| Measure | Ingredient |
|---|---|
| 1 tablespoon | Olive oil |
| 12 | Frog legs (about 1 pound) |
| 1 tablespoon | Flour |
| 1 cup | Chopped onions |
| 2 tablespoons | Chopped green bell peppers |
| 2 tablespoons | Chopped red bell peppers |
| ¼ cup | Chopped celery |
| 1 teaspoon | Salt |
| ½ teaspoon | Cayenne |
| 1 | Bay leaf |
| ½ teaspoon | Dried leaf thyme |
| 1 tablespoon | Minced garlic |
| 3 cups | Chopped tomatoes, peeled and |
| Seeded | |
| 1 teaspoon | Tabasco |
| Juice of one lemon | |
| 2 tablespoons | Chopped parsley |
| 2 cups | Steamed rice, hot |
| Garnish: | |
| 2 tablespoons | Chopped green onions |
| 2 tablespoons | Brunoise red peppers |
| 2 tablespoons | Brunoise yellow peppers |
In a large saute pan, heat the olive oil.
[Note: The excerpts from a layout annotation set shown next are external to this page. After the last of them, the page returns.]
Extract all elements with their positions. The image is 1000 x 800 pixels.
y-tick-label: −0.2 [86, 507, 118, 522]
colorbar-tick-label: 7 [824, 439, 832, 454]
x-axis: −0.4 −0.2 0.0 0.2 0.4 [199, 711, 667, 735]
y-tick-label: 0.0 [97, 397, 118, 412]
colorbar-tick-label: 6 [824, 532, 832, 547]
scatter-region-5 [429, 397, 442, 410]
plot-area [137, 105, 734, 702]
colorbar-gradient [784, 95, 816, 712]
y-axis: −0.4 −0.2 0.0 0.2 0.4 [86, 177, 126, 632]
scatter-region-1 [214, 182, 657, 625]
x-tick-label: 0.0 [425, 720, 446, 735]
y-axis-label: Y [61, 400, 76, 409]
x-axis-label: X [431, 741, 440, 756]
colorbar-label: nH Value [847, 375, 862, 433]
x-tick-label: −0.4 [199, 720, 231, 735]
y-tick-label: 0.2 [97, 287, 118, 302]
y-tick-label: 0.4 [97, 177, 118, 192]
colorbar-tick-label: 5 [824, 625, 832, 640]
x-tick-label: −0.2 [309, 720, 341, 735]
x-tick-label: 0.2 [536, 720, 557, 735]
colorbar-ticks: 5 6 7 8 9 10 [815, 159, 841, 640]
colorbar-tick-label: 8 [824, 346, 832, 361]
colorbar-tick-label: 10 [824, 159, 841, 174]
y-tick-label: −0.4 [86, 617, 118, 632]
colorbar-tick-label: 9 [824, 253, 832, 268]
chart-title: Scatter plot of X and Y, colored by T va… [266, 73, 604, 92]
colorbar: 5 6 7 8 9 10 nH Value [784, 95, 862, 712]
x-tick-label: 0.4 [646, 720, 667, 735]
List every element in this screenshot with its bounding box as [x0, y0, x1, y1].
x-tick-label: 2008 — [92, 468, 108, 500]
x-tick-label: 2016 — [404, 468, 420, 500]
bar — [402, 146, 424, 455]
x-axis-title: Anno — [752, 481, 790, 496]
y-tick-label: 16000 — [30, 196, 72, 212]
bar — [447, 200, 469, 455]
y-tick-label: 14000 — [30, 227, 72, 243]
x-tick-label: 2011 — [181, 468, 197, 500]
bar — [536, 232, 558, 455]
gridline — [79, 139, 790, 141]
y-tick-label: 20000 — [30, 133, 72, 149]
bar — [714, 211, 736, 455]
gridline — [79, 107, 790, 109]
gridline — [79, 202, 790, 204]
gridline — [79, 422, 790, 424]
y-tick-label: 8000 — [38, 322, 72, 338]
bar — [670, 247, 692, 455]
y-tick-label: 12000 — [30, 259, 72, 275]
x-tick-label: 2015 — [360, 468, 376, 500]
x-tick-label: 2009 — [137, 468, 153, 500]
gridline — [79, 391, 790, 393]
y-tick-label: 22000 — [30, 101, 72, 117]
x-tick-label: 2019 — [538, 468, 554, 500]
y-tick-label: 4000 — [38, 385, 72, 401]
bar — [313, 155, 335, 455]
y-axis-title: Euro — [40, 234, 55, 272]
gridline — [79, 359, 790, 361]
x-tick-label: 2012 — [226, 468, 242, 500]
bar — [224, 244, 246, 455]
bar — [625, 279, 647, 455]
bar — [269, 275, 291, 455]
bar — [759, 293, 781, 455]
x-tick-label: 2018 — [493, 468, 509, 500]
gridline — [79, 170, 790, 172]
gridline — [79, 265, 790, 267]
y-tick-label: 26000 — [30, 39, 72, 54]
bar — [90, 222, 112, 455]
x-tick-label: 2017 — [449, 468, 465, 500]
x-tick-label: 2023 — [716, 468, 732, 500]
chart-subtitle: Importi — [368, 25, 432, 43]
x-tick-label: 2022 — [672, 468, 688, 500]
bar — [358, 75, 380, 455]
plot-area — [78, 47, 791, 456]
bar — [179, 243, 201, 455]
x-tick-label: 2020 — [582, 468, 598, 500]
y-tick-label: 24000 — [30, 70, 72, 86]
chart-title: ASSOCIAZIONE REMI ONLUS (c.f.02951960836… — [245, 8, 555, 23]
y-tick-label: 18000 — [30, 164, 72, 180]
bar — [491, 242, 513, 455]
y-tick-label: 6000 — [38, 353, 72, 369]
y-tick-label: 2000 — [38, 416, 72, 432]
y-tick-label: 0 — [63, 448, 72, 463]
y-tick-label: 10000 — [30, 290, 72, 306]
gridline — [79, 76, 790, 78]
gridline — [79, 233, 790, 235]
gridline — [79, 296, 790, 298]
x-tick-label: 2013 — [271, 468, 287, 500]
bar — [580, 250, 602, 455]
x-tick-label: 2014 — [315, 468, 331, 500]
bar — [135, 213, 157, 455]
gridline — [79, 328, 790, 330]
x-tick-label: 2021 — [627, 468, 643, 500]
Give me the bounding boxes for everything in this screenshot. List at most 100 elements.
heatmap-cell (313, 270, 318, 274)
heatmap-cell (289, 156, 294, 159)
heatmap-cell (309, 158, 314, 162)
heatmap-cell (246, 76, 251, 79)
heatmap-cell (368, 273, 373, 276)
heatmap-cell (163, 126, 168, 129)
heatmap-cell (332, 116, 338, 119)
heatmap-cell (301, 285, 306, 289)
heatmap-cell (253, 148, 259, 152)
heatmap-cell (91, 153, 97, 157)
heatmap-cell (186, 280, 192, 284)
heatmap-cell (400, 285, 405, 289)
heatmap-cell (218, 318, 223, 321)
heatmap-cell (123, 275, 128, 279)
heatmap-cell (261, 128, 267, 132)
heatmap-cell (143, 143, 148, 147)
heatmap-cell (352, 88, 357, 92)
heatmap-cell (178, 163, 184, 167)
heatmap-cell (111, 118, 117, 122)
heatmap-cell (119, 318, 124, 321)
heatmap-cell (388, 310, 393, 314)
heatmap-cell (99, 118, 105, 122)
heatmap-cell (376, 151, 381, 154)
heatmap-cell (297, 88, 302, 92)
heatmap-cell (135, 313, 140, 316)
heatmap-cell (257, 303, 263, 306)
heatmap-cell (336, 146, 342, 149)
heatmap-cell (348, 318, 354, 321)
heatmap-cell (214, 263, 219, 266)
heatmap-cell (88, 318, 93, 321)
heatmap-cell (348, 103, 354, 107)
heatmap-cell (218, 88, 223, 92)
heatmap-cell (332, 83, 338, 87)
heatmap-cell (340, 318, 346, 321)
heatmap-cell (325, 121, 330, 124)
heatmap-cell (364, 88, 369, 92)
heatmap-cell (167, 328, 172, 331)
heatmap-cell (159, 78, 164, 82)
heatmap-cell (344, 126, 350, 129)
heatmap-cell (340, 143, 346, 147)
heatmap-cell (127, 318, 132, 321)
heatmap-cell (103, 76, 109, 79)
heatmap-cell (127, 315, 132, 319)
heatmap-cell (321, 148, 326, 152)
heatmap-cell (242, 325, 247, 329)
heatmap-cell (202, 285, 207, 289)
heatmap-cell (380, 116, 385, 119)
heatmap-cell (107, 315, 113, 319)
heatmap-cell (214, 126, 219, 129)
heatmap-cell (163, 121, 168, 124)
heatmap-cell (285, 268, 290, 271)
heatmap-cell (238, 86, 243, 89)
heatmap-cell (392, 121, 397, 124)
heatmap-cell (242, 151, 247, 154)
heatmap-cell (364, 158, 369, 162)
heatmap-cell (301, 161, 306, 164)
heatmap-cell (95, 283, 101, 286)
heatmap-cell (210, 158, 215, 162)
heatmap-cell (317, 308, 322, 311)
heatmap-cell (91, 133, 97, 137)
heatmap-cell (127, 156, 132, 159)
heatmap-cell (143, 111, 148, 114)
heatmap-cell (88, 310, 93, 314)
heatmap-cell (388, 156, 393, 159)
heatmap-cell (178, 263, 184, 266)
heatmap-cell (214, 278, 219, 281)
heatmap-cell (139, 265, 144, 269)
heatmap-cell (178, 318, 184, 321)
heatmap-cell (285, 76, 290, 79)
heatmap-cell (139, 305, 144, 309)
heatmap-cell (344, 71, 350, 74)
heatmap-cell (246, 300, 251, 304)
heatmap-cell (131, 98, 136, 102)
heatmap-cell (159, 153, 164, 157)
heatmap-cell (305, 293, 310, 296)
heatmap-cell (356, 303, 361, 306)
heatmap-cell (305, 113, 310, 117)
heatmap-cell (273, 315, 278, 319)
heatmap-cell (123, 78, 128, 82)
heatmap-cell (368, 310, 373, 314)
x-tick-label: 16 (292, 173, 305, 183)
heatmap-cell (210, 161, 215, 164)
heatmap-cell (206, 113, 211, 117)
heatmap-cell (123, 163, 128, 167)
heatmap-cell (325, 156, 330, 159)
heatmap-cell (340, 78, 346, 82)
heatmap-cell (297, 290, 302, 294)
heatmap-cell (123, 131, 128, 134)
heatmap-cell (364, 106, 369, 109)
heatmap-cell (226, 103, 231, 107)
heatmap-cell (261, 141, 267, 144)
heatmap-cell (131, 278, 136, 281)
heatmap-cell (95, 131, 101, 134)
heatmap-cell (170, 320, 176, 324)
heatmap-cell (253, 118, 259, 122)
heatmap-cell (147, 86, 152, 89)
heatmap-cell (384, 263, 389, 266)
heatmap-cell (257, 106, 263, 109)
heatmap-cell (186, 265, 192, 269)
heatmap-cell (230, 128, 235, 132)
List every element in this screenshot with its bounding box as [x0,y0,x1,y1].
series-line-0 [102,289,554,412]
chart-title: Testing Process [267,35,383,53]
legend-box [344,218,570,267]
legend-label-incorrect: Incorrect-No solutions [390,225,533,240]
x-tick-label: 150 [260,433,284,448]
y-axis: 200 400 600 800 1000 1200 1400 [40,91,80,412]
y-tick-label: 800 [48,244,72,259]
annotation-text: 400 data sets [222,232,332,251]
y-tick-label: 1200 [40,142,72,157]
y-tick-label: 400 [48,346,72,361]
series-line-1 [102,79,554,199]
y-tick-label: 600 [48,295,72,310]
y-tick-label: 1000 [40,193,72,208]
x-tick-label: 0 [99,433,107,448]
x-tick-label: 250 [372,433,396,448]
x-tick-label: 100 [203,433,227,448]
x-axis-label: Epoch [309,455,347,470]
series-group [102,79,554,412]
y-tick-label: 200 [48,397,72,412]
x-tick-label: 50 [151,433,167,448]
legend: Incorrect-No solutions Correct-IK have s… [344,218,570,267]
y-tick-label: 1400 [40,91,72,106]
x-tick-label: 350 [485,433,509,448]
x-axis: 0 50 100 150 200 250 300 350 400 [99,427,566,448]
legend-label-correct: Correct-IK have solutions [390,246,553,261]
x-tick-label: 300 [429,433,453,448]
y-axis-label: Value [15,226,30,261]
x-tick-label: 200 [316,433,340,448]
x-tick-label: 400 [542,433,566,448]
When the pan is smoking hot, add the frog legs and brown lightly on both sides, about 2 to 3 minutes. Remove the frog legs. Add the flour to the oil. Stir for 2 to 3 minutes to make a light brown roux. Add the onions, peppers, celery, salt and cayenne. Saute the vegetables for 3 to 4 minutes or until wilted. Add the garlic and cook for 1 minute. Add the tomatoes and Tabasco. When the mixture comes up to a boil, reduce to a simmer.
Simmer for 25 to 30 minutes. Lay the frog legs in the sauce and cook for 3 to 4 minutes, basting with the sauce. Squeeze in the lemon juice and add the parsley. Spoon the mixture over steamed rice.
Garnish with the green onions and peppers.